Borg Olivier ought to be aware that this latest and much-publicised defection is in reality but a very small symptom of a much wider malaise that has gripped the party in recent months; and – no disrespect intended – Marisa Micallef is herself arguably the least significant of the present or former Nationalist Party malcontents.
Truth be told, the PN has far more serious things to worry about at the moment. Our survey today suggests that popular disaffection has now reached critical mass, with 15% of those who voted PN last year claiming they will vote Labour in the next election.
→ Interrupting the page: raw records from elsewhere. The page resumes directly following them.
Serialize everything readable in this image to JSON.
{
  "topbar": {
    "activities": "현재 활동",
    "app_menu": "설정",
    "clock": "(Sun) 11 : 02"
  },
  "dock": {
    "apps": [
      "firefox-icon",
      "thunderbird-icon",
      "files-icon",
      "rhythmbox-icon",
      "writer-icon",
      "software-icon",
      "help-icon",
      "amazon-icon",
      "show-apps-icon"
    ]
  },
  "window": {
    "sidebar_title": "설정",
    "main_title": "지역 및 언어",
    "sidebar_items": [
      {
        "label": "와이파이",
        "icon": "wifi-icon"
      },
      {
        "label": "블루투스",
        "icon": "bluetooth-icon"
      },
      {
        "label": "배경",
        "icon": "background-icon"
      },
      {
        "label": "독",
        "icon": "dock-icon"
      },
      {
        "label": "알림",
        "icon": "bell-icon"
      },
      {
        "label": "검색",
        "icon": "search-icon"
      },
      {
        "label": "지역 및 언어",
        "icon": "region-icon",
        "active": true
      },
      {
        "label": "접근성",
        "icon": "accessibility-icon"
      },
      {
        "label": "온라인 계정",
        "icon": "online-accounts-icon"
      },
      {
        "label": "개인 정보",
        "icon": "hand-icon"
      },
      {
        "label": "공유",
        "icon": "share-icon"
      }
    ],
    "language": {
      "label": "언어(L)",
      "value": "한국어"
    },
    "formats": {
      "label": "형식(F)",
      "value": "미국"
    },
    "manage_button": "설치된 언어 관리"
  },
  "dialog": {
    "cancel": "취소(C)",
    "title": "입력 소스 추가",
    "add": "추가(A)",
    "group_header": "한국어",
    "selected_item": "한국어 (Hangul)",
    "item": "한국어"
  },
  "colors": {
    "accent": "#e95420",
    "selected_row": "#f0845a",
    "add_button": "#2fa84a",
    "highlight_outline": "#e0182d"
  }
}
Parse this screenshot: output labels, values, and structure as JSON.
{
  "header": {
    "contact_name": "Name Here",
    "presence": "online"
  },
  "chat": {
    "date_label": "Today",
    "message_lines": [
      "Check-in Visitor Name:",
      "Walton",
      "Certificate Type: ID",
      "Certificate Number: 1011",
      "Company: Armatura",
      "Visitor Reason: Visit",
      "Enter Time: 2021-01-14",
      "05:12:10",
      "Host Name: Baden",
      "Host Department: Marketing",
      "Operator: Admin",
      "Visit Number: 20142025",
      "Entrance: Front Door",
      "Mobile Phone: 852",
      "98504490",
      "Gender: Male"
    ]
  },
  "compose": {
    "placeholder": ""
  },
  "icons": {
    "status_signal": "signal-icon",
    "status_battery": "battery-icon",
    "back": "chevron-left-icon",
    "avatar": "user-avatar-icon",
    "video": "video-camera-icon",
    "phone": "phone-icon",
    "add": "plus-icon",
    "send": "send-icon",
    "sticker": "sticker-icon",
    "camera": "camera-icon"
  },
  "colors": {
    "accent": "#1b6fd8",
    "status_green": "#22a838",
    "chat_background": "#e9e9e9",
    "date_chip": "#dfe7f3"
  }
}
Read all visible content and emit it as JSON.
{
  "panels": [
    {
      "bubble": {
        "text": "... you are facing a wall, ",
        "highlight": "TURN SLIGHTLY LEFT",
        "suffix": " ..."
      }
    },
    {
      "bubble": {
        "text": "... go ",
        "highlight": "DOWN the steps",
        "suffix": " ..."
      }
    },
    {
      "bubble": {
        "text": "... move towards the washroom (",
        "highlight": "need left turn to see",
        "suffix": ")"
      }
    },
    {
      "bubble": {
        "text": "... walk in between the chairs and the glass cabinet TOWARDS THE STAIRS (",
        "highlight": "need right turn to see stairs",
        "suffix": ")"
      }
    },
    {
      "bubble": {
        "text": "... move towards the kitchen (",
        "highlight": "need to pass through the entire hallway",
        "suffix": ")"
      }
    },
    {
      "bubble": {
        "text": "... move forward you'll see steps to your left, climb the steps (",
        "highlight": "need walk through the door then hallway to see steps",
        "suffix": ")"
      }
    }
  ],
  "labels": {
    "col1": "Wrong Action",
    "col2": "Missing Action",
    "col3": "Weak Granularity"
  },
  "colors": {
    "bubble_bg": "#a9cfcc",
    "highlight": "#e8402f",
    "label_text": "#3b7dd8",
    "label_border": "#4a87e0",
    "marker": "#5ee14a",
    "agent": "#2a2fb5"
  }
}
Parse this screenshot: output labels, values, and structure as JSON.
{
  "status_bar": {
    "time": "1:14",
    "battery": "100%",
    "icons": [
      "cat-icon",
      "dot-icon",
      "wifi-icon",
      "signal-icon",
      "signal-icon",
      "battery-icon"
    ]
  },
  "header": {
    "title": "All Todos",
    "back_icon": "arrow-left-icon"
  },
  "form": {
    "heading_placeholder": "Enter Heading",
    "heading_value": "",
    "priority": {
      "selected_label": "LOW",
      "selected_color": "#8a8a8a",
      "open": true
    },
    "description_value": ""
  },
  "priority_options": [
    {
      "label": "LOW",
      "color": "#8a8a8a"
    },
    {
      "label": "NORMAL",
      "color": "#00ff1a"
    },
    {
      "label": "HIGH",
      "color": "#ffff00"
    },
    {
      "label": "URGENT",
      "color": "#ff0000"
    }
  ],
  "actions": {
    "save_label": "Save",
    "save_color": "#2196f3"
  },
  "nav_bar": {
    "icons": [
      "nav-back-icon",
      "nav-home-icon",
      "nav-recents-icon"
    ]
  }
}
We also talk to a number of government backbenchers, and even a cursory read of their comments will confirm that the atmosphere within the parliamentary group is dangerously approaching boiling point.
It seems the PN is experiencing the backlash of its successful ‘GonziPN’ strategy last year: in particular, its failure to acknowledge the underlying significance of the March 2008 result, which returned Lawrence Gonzi to power with a wafer-thin majority of less than 50%.
Unaccountably, however, the same Lawrence Gonzi continues to behave almost as though he won that election by a veritable landslide: and entirely through his own merits, rather than as an indirect consequence of Alfred Sant’s peculiarities as Opposition leader.
More to the point, the Nationalist Party has yet to acknowledge that it has now lost footing in what used to be its strongest and safest electoral stronghold. It is no accident that many of the malcontents either hail from the 10th district themselves, or form a recognisable part of the broader middle-class so recently described (in Anglo-Saxon terms) as “middle Malta”.
These people have in recent years been forced to swallow the bitter pill that the Nationalist Party simply no longer speaks their language, and has not done so for years. But their disaffection goes far beyond a sense of “abandonment” by the party they once called home. They have also been hurt financially, to a point where many Nationalists simply no longer believe the conventional perception of their own party as a “safer pair of hands” than Labour when it comes to the economy.
So far, Lawrence Gonzi has used the international credit crunch as an excuse to renege on his pre-electoral promise of tax cuts for the middle-income earner. But while this excuse may well be valid, there is no serious justification for his unwise decision to also remove subsidies on electricity, water and gas, at a time when families and small businesses were already struggling to make ends meet.
And to add insult to injury, this was done so clumsily, and with such callous indifference, that the overwhelming impression is now of a bulldozer government which perceives its own constituents as little more than a nuisance to be accommodated (if at all) only at the last minute before an election.
To this must be added the now inescapable fact that Lawrence Gonzi’s “new way of doing politics” has disappointingly translated into nothing but a continuation of the status quo – camouflaged only by a whole series of spectacular visions of grand projects, which have either failed to get off the ground, or else have fizzled out like damp squibs.
Perhaps the most emblematic of these “phantom projects” is Smart City Malta – a dazzling futuristic vision of wealth, job creation and ITC excellence, sold to the people (as usual, on the eve of an election) almost as a “magic wand solution” to all the country’s economic woes... but which has since suffered an unprecedented spate of high-level resignations, and as things stand, its future is, to say the least, uncertain.
Admittedly it is not possible to turn the clock back and undo the damage done by these and other fiascos. But it is never too late to at least signal a change in direction. The PN can still do much to salvage its ailing credibility, but as the old maxim goes: the first step towards solving a problem is to acknowledge that the problem actually exists.
Evidently, the party has not yet taken this crucial step.